= William Forde Thompson =

William Forde "Bill" Thompson is an academic who has worked in Canada, Sweden and Australia. He is an Emeritus Professor at Macquarie University in Sydney, Australia, where he was Distinguished Professor of Psychology (2017- ) and Chair of the Department between 2009 and 2013. He currently works at Bond University, Queensland, Australia, and previously held positions at University of Toronto and York University in Toronto. His research focuses on music, emotion, expertise, and performance.

From 2007 to 2009, he was president of the Society for Music Perception and Cognition. In 2024 he was presented with a Lifetime achievement award from the Society for Music Perception and Cognition, during the society meeting in Banff, Canada. He was an associate editor at Music Perception, former editor of Empirical Musicology Review (2008–2010), and chief investigator of the ARC Centre of Excellence in Cognition and its Disorders. He is a fellow of the Association for Psychological Science.

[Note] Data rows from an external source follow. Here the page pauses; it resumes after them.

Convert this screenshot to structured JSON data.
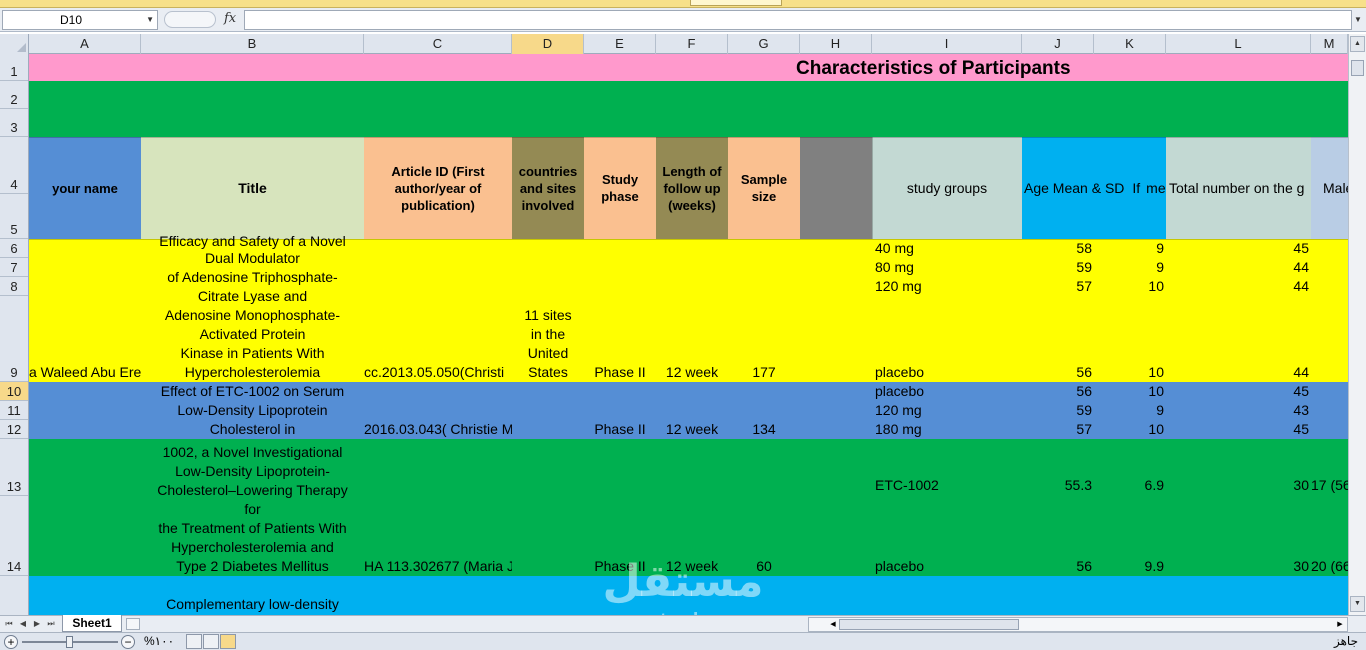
{
  "formula_bar": {
    "name_box": "D10",
    "fx_label": "fx",
    "formula": ""
  },
  "colors": {
    "row1_pink": "#ff99cc",
    "rows23_green": "#00b050",
    "header_blue": "#558ed5",
    "header_green": "#d7e4bd",
    "header_peach": "#fac090",
    "header_olive": "#948a54",
    "header_gray": "#808080",
    "header_mint": "#c3d9d3",
    "header_cyan": "#00b0f0",
    "header_lilac": "#b9cde5",
    "yellow": "#ffff00",
    "blue_band": "#558ed5",
    "green_band": "#00b050",
    "cyan_band": "#00b0f0"
  },
  "columns": [
    "A",
    "B",
    "C",
    "D",
    "E",
    "F",
    "G",
    "H",
    "I",
    "J",
    "K",
    "L",
    "M"
  ],
  "rows": [
    "1",
    "2",
    "3",
    "4",
    "5",
    "6",
    "7",
    "8",
    "9",
    "10",
    "11",
    "12",
    "13",
    "14"
  ],
  "sheet_title": "Characteristics of Participants",
  "headers": {
    "your_name": "your name",
    "title": "Title",
    "article_id": "Article ID (First author/year of publication)",
    "countries": "countries and sites involved",
    "study_phase": "Study phase",
    "length_follow": "Length of follow up (weeks)",
    "sample_size": "Sample size",
    "study_groups": "study groups",
    "age_mean": "Age Mean & SD",
    "age_if": "If",
    "age_me": "me",
    "total_number": "Total number on the g",
    "male": "Male"
  },
  "study1": {
    "title_lines": [
      "Efficacy and Safety of a Novel",
      "Dual Modulator",
      "of Adenosine Triphosphate-",
      "Citrate Lyase and",
      "Adenosine Monophosphate-",
      "Activated Protein",
      "Kinase in Patients With",
      "Hypercholesterolemia"
    ],
    "author": "a Waleed Abu Ere",
    "article_id": "cc.2013.05.050(Christi",
    "countries_lines": [
      "11 sites",
      "in the",
      "United",
      "States"
    ],
    "phase": "Phase II",
    "length": "12 week",
    "sample": "177",
    "groups": [
      {
        "group": "40 mg",
        "age": "58",
        "sd": "9",
        "total": "45"
      },
      {
        "group": "80 mg",
        "age": "59",
        "sd": "9",
        "total": "44"
      },
      {
        "group": "120 mg",
        "age": "57",
        "sd": "10",
        "total": "44"
      },
      {
        "group": "placebo",
        "age": "56",
        "sd": "10",
        "total": "44"
      }
    ]
  },
  "study2": {
    "title_lines": [
      "Effect of ETC-1002 on Serum",
      "Low-Density Lipoprotein",
      "Cholesterol in"
    ],
    "article_id": "2016.03.043( Christie M",
    "phase": "Phase II",
    "length": "12 week",
    "sample": "134",
    "groups": [
      {
        "group": "placebo",
        "age": "56",
        "sd": "10",
        "total": "45"
      },
      {
        "group": "120 mg",
        "age": "59",
        "sd": "9",
        "total": "43"
      },
      {
        "group": "180 mg",
        "age": "57",
        "sd": "10",
        "total": "45"
      }
    ]
  },
  "study3": {
    "title_lines": [
      "1002, a Novel Investigational",
      "Low-Density Lipoprotein-",
      "Cholesterol–Lowering Therapy",
      "for",
      "the Treatment of Patients With",
      "Hypercholesterolemia and",
      "Type 2 Diabetes Mellitus"
    ],
    "article_id": "HA 113.302677 (Maria J",
    "phase": "Phase II",
    "length": "12 week",
    "sample": "60",
    "groups": [
      {
        "group": "ETC-1002",
        "age": "55.3",
        "sd": "6.9",
        "total": "30",
        "male": "17 (56"
      },
      {
        "group": "placebo",
        "age": "56",
        "sd": "9.9",
        "total": "30",
        "male": "20 (66"
      }
    ]
  },
  "study4": {
    "title_line": "Complementary low-density"
  },
  "sheet_tabs": [
    "Sheet1"
  ],
  "status": {
    "ready": "جاهز",
    "zoom": "%١٠٠"
  },
  "watermark": {
    "arabic": "مستقل",
    "latin": "mostaql.com"
  }
}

Born in Middletown, Connecticut, US, Thompson holds a BSc in psychology from McGill University (Montreal, Canada) and an MA and PhD in psychology from Queen's University (Kingston, Canada). He is the author of Music, Thought, and Feeling: Understanding the Psychology of Music, Oxford University Press [US], 2009 (1st edition), 2014 (2nd edition), editor for the Encyclopedia of Music in the Social and Behavioral Sciences published by Sage Press in 2014, and co-editor of The Science and Psychology of Music: From Beethoven at the Office to Beyonce at the Gym, published by Greenwood in 2021.

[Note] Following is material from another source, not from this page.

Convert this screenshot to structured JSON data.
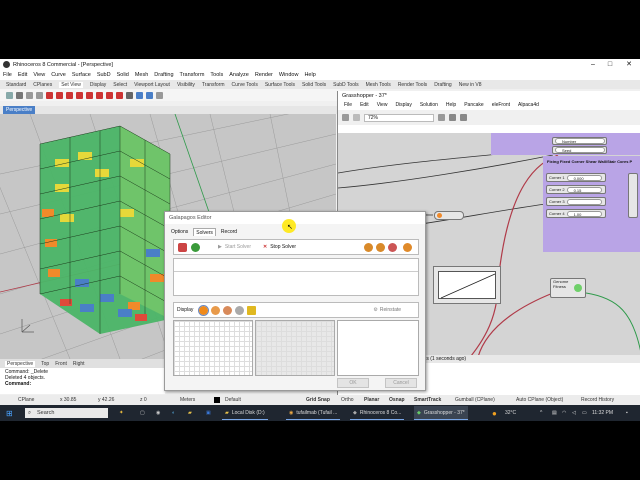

In addition to his academic work, Thompson has composed and performed music for a number of films and plays, including several by his sister, Canadian playwright Judith Thompson. He is the grandson of former Australian prime minister Frank Forde. He is married to Dr. Pat Diamond, formerly Professor of Education at the Ontario Institute for Studies in Education, University of Toronto.